If Server Cluster determines that the Master database has become unreachable for a certain (configurable) amount of time, it begins a failover process that creates special logging and directs the Standby database to promote itself to Master. Internal database connections will be passed on to the new master/old standby. Clarify Server Cluster should continue operating with little to no interruption.

Whenever database failover occurs in the middle of processing, Clarify attempts to correctly update the logs and successfully complete processing. Still, there may be times when processing fails to complete during the failover process.

The special logging provides important information that can be used to recognize the failover and identify/reconcile errors, should they appear.

Trigger files

When Clarify determines that it is time to initiate failover, it writes two files to a trigger folder in the Shared directory of the Server Cluster install: failover.trigger and failoverLog.token. The first is read by the Standby database, triggering the promotion to Master. The second initiates the creation of separate failover logs.

The fact that these files appear in the trigger folder indicates that failover has occurred. By configuring Clarify to send notifications whenever the failoverLog.token appears is a simple but effective way to be alerted when a database fails over.

Failover logs

The failover process creates special log files with additional information, filtering out errors with the error codes specified in the ebi.database.errorCodes property in the shared.properties file. Both logs are found in <Clarify Install Directory/Clarify_4_Share>:

  • /logs/database_failover_${timestamp}
  • /nodes/workerNode_${count}/database_failover_${timestamp}

    The first log notes that failover has been initiated. Here is an example:

The second log lists processes running during the failover, the time that the failure was first detected, and the time that connection to the new master was established, and any exceptions related to the above mentioned error codes.

Note: The postgres user must belong to the same server containing the Shared folder. If not, it must be added using the standard configuration process for your OS.

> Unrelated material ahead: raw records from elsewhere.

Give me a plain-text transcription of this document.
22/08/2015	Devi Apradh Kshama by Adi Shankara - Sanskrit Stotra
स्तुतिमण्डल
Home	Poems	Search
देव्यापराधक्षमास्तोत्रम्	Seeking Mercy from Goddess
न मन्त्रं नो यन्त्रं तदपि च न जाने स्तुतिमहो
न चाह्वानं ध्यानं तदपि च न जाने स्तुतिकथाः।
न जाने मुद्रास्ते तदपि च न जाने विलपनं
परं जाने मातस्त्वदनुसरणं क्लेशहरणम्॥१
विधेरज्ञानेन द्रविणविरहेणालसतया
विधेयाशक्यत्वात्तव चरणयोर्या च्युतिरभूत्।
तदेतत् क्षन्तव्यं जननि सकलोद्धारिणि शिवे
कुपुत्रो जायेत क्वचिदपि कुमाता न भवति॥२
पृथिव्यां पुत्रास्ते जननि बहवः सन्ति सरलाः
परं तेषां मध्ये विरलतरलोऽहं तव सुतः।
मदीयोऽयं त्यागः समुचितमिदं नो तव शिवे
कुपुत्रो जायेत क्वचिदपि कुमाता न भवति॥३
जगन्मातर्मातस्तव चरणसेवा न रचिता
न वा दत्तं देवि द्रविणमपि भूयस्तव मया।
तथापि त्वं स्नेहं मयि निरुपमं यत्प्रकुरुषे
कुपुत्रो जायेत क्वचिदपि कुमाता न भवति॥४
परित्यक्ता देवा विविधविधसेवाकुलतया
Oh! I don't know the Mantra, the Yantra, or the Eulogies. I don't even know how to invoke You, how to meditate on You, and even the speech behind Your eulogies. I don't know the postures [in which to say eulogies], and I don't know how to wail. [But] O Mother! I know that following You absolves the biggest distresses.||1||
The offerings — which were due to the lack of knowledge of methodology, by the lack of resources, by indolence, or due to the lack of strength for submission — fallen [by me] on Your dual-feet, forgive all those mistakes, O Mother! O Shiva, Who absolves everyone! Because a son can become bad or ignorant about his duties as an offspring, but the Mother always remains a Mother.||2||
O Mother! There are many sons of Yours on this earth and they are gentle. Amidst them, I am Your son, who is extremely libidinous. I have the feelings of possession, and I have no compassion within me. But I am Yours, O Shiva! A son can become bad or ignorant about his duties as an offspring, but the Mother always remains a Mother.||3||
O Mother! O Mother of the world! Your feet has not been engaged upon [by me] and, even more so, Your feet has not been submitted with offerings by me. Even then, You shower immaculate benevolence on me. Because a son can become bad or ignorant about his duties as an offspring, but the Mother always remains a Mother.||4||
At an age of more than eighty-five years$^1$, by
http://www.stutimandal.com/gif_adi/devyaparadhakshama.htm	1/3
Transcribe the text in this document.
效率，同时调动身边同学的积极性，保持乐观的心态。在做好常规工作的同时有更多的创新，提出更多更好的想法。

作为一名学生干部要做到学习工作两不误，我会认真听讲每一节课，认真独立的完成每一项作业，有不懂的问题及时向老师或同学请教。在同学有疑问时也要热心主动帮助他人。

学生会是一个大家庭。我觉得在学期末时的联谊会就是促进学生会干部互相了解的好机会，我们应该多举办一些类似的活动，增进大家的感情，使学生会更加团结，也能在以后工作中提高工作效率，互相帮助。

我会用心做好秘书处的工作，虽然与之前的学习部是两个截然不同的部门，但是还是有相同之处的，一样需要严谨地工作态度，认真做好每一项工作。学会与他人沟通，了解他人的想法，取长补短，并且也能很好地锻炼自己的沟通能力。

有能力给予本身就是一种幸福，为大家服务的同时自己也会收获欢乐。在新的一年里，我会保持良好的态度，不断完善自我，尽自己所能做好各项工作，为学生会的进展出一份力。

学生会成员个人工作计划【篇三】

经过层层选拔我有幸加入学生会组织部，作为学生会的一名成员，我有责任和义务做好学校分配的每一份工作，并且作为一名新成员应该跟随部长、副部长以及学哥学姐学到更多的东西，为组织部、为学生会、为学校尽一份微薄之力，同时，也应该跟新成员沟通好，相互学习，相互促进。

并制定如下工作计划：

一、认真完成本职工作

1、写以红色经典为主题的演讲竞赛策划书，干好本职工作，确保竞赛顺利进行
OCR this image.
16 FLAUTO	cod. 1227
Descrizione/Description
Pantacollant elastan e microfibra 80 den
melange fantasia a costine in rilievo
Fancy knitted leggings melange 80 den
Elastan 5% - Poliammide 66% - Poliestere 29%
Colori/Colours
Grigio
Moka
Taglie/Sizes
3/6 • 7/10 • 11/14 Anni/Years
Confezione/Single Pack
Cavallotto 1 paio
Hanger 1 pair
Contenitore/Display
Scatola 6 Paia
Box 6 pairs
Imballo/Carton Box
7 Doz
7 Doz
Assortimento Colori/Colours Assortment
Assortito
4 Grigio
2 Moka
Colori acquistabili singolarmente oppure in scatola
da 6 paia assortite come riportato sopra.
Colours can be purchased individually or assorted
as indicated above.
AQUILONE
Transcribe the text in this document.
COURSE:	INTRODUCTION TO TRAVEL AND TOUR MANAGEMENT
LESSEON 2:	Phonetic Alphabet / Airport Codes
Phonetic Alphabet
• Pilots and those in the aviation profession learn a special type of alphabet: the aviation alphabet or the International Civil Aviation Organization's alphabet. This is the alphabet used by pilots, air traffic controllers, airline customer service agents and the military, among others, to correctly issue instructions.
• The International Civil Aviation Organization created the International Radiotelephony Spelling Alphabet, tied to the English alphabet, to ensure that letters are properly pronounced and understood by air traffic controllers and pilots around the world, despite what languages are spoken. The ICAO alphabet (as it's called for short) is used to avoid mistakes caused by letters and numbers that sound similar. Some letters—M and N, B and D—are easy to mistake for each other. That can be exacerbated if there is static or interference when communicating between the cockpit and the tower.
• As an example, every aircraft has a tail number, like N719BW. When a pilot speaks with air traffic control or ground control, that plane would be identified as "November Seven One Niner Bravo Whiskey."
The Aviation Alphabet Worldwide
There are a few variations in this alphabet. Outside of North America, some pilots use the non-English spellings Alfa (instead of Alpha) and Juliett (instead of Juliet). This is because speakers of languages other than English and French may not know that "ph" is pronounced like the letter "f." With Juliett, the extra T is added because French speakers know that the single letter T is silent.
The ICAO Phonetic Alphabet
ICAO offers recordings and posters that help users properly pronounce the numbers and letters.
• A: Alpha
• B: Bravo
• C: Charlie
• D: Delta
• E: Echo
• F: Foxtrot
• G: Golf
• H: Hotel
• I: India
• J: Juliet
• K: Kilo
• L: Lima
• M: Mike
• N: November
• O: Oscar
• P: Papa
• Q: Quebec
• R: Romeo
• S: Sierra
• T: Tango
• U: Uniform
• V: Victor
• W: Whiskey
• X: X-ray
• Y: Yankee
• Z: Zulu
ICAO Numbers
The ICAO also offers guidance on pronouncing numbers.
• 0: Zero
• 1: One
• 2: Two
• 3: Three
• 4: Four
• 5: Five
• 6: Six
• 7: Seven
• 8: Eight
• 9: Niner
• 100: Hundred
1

Identifying and reconciling errors

Using information in the failover logs, and comparing it to logs in the Auditor, you should be able to determine which processes completed successfully and those that did not. In that case, the records in question could either be Reprocessed from the Auditor or resent (e.g. dropping a file in the File Monitor, resending from Harmony, etc). Clarify attempts to set any processes that were in ‘mid-flight’ during failover to a failed status.

  • Logs with a status of Received Only may need to be processed from scratch (not using the reprocessing button).
  • Logs with a status of Failed can be reprocessed.

Troubleshooting tips

  • Use email notifications in Clarify to alert when files are written to the trigger folder.
  • Review Connection logs by using the Status Checks log filter group in the Auditor and selecting Unsuccessful Connections
  • Recognize the time-window that the database failover occurred; knowing which processes may have ran during this time will help isolate the possible errors.